20      La requérante fait remarquer que dans la mesure où, selon la décision attaquée, la bénéficiaire de l’aide est Austrian Airlines, et non pas Lufthansa (thèse à laquelle la requérante ne souscrit pas), seule Austrian Airlines, et non pas Lufthansa, pourrait avoir un intérêt direct et actuel à la solution du litige.

21      S’agissant de la situation contractuelle de Lufthansa, la requérante fait valoir que Lufthansa ne prétend pas que l’annulation de la décision attaquée aurait pour conséquence une résolution du rachat d’Austrian Airlines, et qu’en tout état de cause Lufthansa n’a pas produit les contrats régissant ce rachat.

 Sur la demande en intervention d’Austrian Airlines

22      Austrian Airlines soutient qu’elle justifie d’un intérêt à la solution du litige en tant que bénéficiaire de l’aide à la restructuration que la décision attaquée a déclaré compatible avec le marché commun.

23      La requérante estime que, pour des raisons exhaustivement développées dans sa requête et dans le mémoire en réplique, contrairement à ce qui est exposé dans la décision attaquée, c’est en effet Lufthansa, et non pas Austrian Airlines, qui est la bénéficiaire de l’aide et, partant, c’est tout au plus la première et non pas la dernière société qui pourrait avoir un intérêt direct et actuel de la solution du litige.

24      La requérante soutient, en outre, qu’un intérêt légitime séparé d’Austrian Airlines ne peut pas exister, étant donné que celle-ci est une filiale à 100 % de Lufthansa.

25      Finalement la requérante fait remarquer que l’aide concernée n’était pas censée être réglée à Austrian Airlines mais plutôt à la société ÖLH Österreichische Luftverkehrs-Holding GmbH, qui aurait dû, dans un délai de huit mois après le parachèvement de la transaction, transférer le montant de l’aide à travers une augmentation du capital d’Austrian Airlines, ce qui n’aurait pas été fait en réalité.

 Sur la demande en intervention d’ÖIAG

26      ÖIAG soutient qu’elle justifie d’un intérêt à la solution du litige en tant que partie ayant vendu les parts détenues dans Austrian Airlines et octroyé l’aide concerné. Étant juridiquement et politiquement responsable à l’égard de son propriétaire – l’État autrichien, elle aurait un intérêt éminent d’ordre politique, juridique et économique à pouvoir exposer dans le cadre de la procédure devant le Tribunal le caractère correct et conforme au droit communautaire de la procédure de privatisation d’Austrian Airlines.

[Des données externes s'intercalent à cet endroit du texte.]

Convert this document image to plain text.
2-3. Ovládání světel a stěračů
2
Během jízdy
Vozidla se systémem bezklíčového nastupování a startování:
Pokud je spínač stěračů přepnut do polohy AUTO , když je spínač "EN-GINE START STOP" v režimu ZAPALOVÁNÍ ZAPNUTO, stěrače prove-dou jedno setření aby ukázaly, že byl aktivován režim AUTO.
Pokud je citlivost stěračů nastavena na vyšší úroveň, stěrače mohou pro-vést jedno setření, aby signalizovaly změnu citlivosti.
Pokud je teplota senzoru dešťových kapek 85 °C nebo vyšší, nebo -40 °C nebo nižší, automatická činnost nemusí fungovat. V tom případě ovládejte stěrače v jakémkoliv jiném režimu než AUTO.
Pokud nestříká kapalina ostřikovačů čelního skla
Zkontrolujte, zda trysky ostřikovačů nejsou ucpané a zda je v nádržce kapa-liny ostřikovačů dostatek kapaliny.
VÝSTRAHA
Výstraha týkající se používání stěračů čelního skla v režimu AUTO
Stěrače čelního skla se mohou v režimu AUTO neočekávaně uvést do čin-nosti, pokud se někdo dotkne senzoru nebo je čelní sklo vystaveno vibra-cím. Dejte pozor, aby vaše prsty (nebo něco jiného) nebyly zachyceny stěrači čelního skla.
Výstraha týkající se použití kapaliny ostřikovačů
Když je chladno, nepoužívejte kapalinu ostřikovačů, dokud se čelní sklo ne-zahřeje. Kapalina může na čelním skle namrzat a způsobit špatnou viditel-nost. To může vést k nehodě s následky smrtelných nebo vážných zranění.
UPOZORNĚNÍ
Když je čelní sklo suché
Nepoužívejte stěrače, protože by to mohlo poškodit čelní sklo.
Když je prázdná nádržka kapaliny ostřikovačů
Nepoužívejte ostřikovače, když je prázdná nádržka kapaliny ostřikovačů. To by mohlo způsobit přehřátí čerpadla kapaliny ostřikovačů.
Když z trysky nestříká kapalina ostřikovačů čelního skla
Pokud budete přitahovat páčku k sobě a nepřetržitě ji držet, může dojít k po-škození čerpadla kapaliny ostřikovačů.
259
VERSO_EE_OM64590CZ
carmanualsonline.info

27      En outre, en tant que partie à la transaction concernant le rachat de ses parts détenues dans Austrian Airlines, ÖIAG aurait un intérêt économique et juridique actuel et direct au maintien de la décision attaquée autorisant l’aide à la restructuration, qui serait explicitement évoquée dans le contrat de rachat de parts en tant que condition de sa conclusion.

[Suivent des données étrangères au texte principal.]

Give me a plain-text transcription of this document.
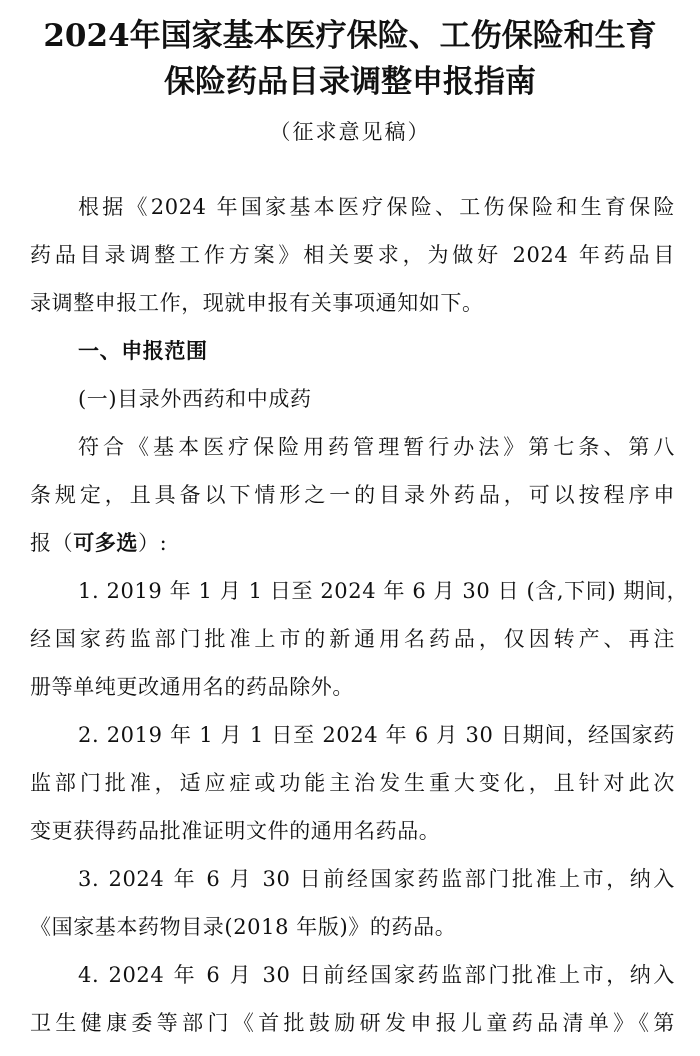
2024年国家基本医疗保险、工伤保险和生育
保险药品目录调整申报指南
（征求意见稿）
根据《2024 年国家基本医疗保险、工伤保险和生育保险
药品目录调整工作方案》相关要求，为做好 2024 年药品目
录调整申报工作，现就申报有关事项通知如下。
一、申报范围
(一)目录外西药和中成药
符合《基本医疗保险用药管理暂行办法》第七条、第八
条规定，且具备以下情形之一的目录外药品，可以按程序申
报（可多选）:
1. 2019 年 1 月 1 日至 2024 年 6 月 30 日 (含,下同) 期间，
经国家药监部门批准上市的新通用名药品，仅因转产、再注
册等单纯更改通用名的药品除外。
2. 2019 年 1 月 1 日至 2024 年 6 月 30 日期间，经国家药
监部门批准，适应症或功能主治发生重大变化，且针对此次
变更获得药品批准证明文件的通用名药品。
3. 2024 年 6 月 30 日前经国家药监部门批准上市，纳入
《国家基本药物目录(2018 年版)》的药品。
4. 2024 年 6 月 30 日前经国家药监部门批准上市，纳入
卫生健康委等部门《首批鼓励研发申报儿童药品清单》《第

28      La requérante fait valoir qu’en tant que propriétaire unique d’ÖIAG, c’est en effet l’État autrichien, et non pas ÖIAG, qui a octroyé l’aide et qui doit prendre les mesures nécessaires pour que les conditions imposées par la décision attaquée soient respectées. Ainsi, dans le meilleur des cas, ce serait l’État autrichien qui pourrait être concerné par la solution du litige.

29      S’agissant de la situation contractuelle d’ÖIAG, la requérante fait valoir qu’ÖIAG ne prétend pas que l’annulation de la décision attaquée aurait pour conséquence une résolution de la vente d’Austrian Airlines, et qu’en tout état de cause ÖIAG n’a pas produit les contrats régissant cette vente.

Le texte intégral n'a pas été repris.